The request carries a full set of pseudo-headers derived from the expanded template rather than a bare authority:

Pseudo-header Value
:method CONNECT
:protocol connect-tcp
:scheme The scheme from the expanded URI, usually https
:authority The proxy's host and port
:path The expanded template path carrying the target

The proxy accepts the tunnel with a 2xx response. After that point the stream stops behaving like a normal response body and starts carrying the tunneled TCP data. The Capsule-Protocol: ?1 field marks the stream as Capsule Protocol content, and TCP payload bytes travel inside DATA and FINAL_DATA capsules whose ordered concatenation reproduces the TCP byte stream.

CONNECT-TCP on HTTP/1.1

On HTTP/1.1, CONNECT-TCP runs over a protocol upgrade because HTTP/1.1 has no extended CONNECT. The client sends a GET request whose target is the expanded template URI, along with Connection: Upgrade and Upgrade: connect-tcp. The proxy confirms the switch with 101 Switching Protocols, and the connection then carries the tunneled TCP data.
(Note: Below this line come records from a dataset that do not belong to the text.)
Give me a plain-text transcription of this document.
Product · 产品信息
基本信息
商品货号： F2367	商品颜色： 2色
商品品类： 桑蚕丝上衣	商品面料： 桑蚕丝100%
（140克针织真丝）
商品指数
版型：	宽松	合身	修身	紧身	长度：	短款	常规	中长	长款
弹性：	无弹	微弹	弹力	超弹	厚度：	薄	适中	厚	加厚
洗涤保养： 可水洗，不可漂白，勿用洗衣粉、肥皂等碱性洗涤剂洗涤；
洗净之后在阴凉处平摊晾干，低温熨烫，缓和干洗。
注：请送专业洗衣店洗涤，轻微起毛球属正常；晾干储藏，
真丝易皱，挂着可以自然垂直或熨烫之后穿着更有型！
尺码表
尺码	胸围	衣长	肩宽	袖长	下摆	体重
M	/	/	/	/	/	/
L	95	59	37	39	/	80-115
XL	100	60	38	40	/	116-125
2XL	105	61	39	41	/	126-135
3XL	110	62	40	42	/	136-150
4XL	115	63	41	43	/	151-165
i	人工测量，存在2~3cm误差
GET /proxy?target_host=192.0.2.1&target_port=443 HTTP/1.1
Host: proxy.example.re
Connection: Upgrade
Upgrade: connect-tcp
Capsule-Protocol: ?1

The HTTP/1.1 form and the extended CONNECT form describe the same tunnel through the same template, so a proxy serves both with one configuration. A client that meets a 426 Upgrade Required response carrying Upgrade: connect-tcp, or a 501 Not Implemented response, learns that the templated form is the path to use and retries accordingly.

Example

A client establishes a CONNECT-TCP tunnel to 2001:db8::1 on port 443 through a proxy over HTTP/2. The client expands the proxy's URI template with the target host and port, percent-encoding the IPv6 address for the query. The request uses extended CONNECT, so the :protocol pseudo-header selects the TCP tunnel and the :path carries the expanded target.

Request

HEADERS
:method = CONNECT
:protocol = connect-tcp
:scheme = https
:authority = request-proxy.example.re
:path = /proxy?target_host=2001%3Adb8%3A%3A1&target_port=443
capsule-protocol = ?1

The proxy opens a TCP connection to the target and accepts the tunnel with a 2xx response.

Response

HEADERS
:status = 200
capsule-protocol = ?1

Once the tunnel is open, TCP payload bytes travel inside DATA capsules in both directions, with a FINAL_DATA capsule marking the end of the byte stream. The same HTTP/2 connection continues to serve other streams in parallel, so the tunnel multiplexes alongside ordinary requests.